Ever since Newton created calculus, physicist had been able to describe waves in terms of differential equation. So ,in the same way as James Clerk Maxwell had taken the force field of Faraday and formulated his differential equations for light, Schrodinger formulated wave equation of an electron through differential equations of Calculus. And now his works started sending shockwaves in field of physics, replacing the Niels Bohr's model and proposed electron as wave having strange orbit not circular shells.
Now it got confirmed that electron can have wave-like properties but what is waving? It was answered by Max born who said that these waves are actually sets of probability. These waves tell you only the chance of finding a particular electron at any place and at any time. In other words, the electron is a particle, but the probability of finding that particle is given by Schrodinger wave equation. So, it is now confirmed,
The Larger the waves of any particle, The Greater the chance of finding the particle at that point.
So with these developments, Werner Heisenberg added his uncertainty principle which says that,
You can't know both the exact velocity and the position of an electron at the same time nor you can know its energy measured over a given time.
- Why the uncertainty principle of Heisenberg points to such impossible phenomena?
Because at the quantum levels, all the basic laws of commom sense are violated.
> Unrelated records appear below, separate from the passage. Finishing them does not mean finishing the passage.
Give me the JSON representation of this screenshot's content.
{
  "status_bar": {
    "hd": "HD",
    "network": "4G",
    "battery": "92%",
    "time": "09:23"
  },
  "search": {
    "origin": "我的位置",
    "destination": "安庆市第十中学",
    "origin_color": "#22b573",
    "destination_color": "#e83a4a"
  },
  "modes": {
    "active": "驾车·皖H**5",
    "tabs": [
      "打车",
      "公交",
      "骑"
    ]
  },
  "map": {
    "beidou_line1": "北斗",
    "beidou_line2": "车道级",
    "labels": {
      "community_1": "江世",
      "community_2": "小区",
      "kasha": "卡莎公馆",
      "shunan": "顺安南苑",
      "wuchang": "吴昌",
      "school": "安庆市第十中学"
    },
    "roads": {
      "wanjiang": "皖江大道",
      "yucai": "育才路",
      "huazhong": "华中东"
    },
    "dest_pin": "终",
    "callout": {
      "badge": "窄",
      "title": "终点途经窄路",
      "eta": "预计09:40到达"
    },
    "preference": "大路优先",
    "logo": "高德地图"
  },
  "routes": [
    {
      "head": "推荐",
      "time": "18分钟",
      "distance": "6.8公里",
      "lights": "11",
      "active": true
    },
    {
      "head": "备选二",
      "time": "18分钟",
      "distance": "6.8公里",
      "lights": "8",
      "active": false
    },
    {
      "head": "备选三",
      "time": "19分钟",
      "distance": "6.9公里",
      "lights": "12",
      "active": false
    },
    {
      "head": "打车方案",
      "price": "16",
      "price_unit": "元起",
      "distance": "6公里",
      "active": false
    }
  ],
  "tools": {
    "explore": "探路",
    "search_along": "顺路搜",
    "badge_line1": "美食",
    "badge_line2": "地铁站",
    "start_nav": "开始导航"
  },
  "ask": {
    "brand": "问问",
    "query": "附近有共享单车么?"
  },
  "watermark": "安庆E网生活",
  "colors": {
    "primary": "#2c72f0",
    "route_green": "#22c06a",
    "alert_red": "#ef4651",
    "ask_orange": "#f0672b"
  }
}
Newton law of motion is not obeyed by these electrons. Everything seems to be horrible because an electron can disappear and reappear elsewhere and the most spooky one that electrons can be at the many places at the same instant of time. That's the quantum theory reality is that it is spooky. Ironically, Einstein, the god father of quantum theory, were horrified by the introduction of chance into fundamental physics. So you may think that how strange the Quantum physics is!
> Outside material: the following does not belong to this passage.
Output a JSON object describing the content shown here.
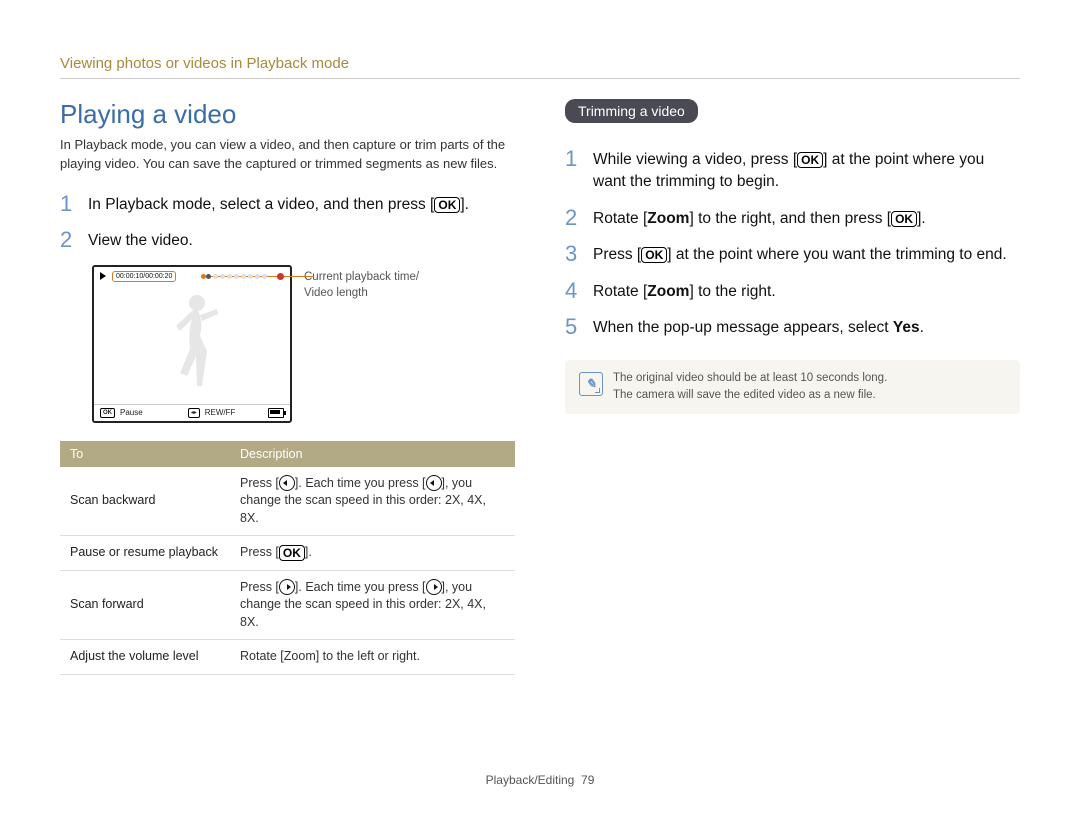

Heisenberg uncertainty principle is controversial but it worked so it became really revolutionary theory. Actually, the simple fact is that electrons can seemingly be at many places at the same time forms the basis of whole chemistry. In fact, all of chemistry, which explains the molecules inside our bodies, is based on the idea that electrons can be many places at the same time, and it is this sharing of electrons between two atoms that holds the molecules of our
body together Now it was a matter of subatomic particles like electrons and photons can be at many places, what about us?
Well, for this question, Newtonian physics should be neglected and this question is allowed under quantum mechanics only.The answer, however, is that one would have to wait longer than the lifetime of the universe for this to occur. (If you used a computer to graph the Schrôdinger wave of
your own body, you would find that it very much resembles all the fea-
tures of your body, except that the graph would be a bit fuzzy, with
some of your waves oozing out in all directions. Some of your waves
would extend even as far as the distant stars. So there is a very tiny
probability that one day you might wake up on a distant planet.)
Well that's the answer that would make your face into like this: 😮😕😲😱
Now come to the question that I had questioned at very first of this post:
Is it possible to teleport from one place to another?
In reality the quantum "jumps" so common inside the atom cannot be easily generalized to large objects such as people,which contain trillions upon trillions of atoms. Even if the electrons in our body
are dancing and jumping in their fantastic journey around the nucleus, there are so many of them that their motions average out. That is, roughly speaking, why at our level substances seem solid and permanent.
So while teleportation is allowed at the atomic level, one would
have to wait longer than the lifetime of the universe to actually witness these bizarre effects on a macroscopic scale. But can one use the laws
of the quantum theory to create a machine to teleport something on demand, as in science fiction stories? Amazingly, the answer is a qualified YES .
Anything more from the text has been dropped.